Bergquist guesses that most of her customers have a background “just below middle income. I’d put them on the leftist liberal side of the spectrum. I would suspect that the students are perhaps coming from families that are more conservative than they themselves are. There’s such delight in purchasing these posters, it’s like they’re getting some certain rebellious glee out of it; you just get that feeling. I could see a lot of them doing it as a sort of fuck-you to the parents.” Walsh elaborates: “I think most of the kids come from churchgoing families, and they might be feeling a bit rebellious.”

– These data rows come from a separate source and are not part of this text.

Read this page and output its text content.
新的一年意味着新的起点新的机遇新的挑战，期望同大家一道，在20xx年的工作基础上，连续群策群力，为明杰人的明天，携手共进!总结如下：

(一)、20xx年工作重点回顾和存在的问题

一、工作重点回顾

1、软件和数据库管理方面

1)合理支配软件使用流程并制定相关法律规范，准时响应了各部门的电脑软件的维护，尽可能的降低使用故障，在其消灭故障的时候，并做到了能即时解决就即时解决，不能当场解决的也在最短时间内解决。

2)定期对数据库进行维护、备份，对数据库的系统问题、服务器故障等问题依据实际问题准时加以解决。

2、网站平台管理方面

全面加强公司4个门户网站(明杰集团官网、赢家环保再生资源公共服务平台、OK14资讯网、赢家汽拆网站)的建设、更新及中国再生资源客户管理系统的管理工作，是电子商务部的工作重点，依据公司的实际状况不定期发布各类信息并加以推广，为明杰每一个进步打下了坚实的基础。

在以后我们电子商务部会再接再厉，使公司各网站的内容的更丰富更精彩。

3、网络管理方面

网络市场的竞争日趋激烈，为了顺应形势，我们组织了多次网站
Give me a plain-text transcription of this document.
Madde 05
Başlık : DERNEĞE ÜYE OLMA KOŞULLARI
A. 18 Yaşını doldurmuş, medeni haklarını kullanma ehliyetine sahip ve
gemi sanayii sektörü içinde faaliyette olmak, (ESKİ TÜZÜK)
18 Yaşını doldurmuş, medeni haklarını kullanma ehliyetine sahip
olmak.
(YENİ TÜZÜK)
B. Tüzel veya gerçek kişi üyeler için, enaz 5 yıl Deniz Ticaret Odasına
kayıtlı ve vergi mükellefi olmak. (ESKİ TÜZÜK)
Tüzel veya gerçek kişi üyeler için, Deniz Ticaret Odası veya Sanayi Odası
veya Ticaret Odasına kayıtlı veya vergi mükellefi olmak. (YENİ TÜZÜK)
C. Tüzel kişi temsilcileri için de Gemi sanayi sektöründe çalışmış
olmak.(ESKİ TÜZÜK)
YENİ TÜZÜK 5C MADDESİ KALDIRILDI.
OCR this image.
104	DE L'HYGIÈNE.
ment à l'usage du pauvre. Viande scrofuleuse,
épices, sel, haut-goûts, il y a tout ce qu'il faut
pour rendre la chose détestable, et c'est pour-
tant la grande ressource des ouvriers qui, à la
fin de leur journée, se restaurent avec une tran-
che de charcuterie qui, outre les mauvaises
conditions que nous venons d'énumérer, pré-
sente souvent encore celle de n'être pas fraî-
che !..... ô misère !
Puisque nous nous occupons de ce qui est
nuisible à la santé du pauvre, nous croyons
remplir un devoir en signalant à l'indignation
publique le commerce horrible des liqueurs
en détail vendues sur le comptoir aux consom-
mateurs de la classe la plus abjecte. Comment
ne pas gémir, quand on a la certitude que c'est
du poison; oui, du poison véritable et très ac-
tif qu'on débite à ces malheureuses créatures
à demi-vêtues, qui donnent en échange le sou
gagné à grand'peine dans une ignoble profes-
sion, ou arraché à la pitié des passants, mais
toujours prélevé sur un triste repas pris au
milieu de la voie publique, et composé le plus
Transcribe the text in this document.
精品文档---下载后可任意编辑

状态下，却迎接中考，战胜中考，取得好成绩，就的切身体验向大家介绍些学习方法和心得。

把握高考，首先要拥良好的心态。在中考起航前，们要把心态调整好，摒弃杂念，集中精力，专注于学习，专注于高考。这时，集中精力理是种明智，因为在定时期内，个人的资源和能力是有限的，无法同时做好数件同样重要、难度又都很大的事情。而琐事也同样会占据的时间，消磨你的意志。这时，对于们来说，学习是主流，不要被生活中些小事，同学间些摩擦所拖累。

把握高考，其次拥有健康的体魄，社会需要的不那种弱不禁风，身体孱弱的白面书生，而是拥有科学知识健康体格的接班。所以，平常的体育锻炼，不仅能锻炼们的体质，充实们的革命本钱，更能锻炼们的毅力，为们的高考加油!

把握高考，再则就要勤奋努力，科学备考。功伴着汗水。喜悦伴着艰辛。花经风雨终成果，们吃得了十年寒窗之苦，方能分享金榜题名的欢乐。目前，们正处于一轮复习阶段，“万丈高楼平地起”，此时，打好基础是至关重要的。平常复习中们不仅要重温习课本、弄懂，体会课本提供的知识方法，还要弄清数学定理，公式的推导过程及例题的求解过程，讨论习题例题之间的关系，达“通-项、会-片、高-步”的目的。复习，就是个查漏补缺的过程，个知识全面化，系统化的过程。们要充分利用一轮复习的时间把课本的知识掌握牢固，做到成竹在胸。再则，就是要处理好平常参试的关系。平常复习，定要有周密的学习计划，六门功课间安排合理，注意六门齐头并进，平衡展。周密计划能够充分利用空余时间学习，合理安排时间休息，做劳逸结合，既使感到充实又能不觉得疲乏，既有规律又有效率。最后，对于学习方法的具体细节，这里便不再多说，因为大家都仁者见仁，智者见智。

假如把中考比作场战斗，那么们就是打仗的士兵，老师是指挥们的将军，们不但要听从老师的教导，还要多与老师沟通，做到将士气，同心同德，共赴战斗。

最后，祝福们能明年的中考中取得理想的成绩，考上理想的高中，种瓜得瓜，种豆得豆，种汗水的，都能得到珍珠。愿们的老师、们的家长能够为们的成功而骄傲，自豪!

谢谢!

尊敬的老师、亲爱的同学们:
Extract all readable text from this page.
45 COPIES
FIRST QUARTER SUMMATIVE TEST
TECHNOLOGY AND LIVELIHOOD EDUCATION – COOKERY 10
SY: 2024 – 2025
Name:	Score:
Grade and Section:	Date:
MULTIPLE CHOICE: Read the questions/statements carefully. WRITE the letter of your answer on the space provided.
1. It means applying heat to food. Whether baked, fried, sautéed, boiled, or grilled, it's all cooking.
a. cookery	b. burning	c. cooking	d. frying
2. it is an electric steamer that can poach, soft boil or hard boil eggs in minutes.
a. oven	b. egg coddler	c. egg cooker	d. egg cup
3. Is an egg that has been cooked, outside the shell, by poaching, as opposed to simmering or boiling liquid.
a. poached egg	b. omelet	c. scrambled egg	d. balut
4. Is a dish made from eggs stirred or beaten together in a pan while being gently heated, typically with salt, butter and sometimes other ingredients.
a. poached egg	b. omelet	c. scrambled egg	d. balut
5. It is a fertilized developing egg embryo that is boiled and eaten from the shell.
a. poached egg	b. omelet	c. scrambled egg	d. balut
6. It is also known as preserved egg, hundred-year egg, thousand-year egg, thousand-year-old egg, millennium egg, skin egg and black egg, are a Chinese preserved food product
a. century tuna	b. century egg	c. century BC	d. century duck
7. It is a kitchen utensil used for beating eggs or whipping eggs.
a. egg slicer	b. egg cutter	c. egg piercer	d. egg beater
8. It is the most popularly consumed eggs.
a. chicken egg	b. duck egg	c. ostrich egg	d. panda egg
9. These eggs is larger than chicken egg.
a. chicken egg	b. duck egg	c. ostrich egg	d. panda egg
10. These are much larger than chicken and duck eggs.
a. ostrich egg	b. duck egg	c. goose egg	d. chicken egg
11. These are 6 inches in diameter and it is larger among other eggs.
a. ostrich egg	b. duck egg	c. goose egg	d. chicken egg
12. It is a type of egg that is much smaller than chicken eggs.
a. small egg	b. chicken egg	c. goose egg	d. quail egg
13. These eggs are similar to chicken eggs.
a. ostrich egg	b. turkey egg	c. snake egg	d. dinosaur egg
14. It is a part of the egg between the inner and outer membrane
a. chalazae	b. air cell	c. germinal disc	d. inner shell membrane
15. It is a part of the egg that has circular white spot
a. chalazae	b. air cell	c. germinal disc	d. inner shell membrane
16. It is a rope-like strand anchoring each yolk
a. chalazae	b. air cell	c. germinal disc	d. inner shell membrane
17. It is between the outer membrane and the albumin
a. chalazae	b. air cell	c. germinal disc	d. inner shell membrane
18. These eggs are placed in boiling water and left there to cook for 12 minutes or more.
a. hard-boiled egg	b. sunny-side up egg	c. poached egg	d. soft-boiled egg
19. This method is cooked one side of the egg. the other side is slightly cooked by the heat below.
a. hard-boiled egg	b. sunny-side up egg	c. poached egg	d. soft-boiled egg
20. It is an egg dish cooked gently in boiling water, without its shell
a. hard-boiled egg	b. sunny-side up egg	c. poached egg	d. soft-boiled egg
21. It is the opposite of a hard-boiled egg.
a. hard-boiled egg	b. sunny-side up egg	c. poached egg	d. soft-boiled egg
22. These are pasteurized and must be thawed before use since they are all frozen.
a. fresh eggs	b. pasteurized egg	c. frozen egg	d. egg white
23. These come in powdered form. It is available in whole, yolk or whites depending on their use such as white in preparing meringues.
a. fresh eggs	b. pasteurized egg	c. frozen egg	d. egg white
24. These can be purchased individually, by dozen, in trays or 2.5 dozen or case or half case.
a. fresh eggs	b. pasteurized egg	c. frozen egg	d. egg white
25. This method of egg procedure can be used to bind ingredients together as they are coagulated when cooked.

My responders differed from the saleswoman’s sketch in terms of income. As a group, they were overwhelmingly middle-class—that’s how a dozen of them typified themselves, with three calling themselves upper-middle-class, three lower-middle, and two lower-class. (Three, each in different income groups, made sure to mention that they’d fallen a notch due to college costs.) Walsh may have a point about religion; a dozen cited it as either in their background or current life: Christian, Catholic, Lutheran Protestant, Southern Baptist. Three others claimed, vaguely, to be “spiritual.” There were three atheists and four agnostics.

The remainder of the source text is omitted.